Note to the Teacher
The key theme in this lesson is “Loving Like a Parent.” The icebreaker encourages the students to begin to think about who they are as people and as the children of parents. The discussion asks students to think about what it means to love a child. They are also asked to think about what it might look like to mentor a younger student. The activity has students think about their families and about Jesus’ love for children. Times are based on a fifty-minute lesson period but may be adjusted.
1. Icebreaker: M&Ms and You (10 minutes)
Have a big bowl of M&Ms ready in the middle of the room. Invite each student to grab a handful of M&Ms. Then go around the group and ask them to share one thing about themselves per M&M based on the information below.
- For every red M&M: share a detail about your childhood.
- Brown: Share a favorite movie, food, or book.
- Green: Share a new thing you have recently learned.
- Yellow: Share something you do well.
- Blue: Share something that happened yesterday.
2. Read Scripture (5 minutes)
We are continuing with Hosea today. Last week, we talked about the risky love of God. Hosea marries Gomer, but she does not keep covenant with her husband. Likewise, Israel does not keep their covenant with God, but God keeps loving them with this “risky” love. We saw an image of the love between a husband and wife. This week, we see images of the love a father has for his children.
Read Hosea 1:2-10.
3. Discussion (15 minutes)
- What is characteristic of the love a parent has for a child? How should it be? How would you describe it? Do all parents express their love for their children in the same way? If someone has not had a parent who loves or cares for them well, how might this language about “God as a parent” be different or difficult for them?
- Have any of you ever had to babysit or care for children younger than yourself? You would have been in the “parental role” in those situations. How did the children you were in charge of know that you cared about them? Did they just assume you had their best interests at heart, or did you have to prove yourself? How is a parent’s love transformational for a child? Conversely, how might a parent withholding love also be transformational?
- Are there other adults in your life who have been good “parents”? How have they parented or cared for you well?
Read Mark 10:13-16.
- How does Jesus talk about the love we should have for our children?
- How do you think God feels about children that aren’t loved well?
- In Hosea, we see the importance of God’s love for us— as parents care for their children. Does the kind of love that a parent has for a child also carry risks? Are those similar to or different from the risks we discussed last week?
- Do you think that anyone younger than you currently looks up to you as a parent figure or as a mentor? How can you demonstrate love for those younger than you? How can you “mentor” younger students?
4. Activity and Discussion (20 minutes)
- Pass out paper, markers, writing utensils, and craft supplies you’d like to incorporate into the activity. Invite the students to think about their families.
- Have them each design a flag that represents family.

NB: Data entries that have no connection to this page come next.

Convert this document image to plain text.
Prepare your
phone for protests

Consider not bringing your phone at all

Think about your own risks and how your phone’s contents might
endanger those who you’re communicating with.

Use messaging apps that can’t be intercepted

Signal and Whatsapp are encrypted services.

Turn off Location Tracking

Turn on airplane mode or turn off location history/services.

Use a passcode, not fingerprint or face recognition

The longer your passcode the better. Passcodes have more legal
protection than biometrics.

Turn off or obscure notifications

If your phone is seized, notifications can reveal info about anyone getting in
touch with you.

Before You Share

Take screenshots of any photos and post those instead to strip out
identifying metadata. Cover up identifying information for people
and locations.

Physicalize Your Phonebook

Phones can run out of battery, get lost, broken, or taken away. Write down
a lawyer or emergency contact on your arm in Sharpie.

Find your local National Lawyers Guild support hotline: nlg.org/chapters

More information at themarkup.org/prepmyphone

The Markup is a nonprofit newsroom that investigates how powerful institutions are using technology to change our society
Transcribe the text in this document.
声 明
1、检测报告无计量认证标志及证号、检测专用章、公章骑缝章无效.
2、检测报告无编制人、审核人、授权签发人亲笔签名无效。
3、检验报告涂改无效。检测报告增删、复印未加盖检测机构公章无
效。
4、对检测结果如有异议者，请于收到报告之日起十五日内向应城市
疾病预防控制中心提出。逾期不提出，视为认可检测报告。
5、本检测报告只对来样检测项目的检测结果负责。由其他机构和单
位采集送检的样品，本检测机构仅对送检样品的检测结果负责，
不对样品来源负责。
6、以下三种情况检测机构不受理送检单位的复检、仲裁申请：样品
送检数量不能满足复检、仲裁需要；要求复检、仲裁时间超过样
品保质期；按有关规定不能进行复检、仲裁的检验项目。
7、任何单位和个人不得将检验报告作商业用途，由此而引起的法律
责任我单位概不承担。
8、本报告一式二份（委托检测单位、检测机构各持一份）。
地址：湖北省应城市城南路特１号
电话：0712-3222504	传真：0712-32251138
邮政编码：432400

- When students have finished, have them design a second flag on the back of the first one that represents Jesus and his care for children.
- At the end, have students share why they drew what they drew.
- Ask the students what they incorporated from the parents.
- Ask them to connect this activity to the lesson just talked about.
- Close in the manner that is typical for you. Consider taking joys/concerns from the students, then asking for a volunteer to close in prayer.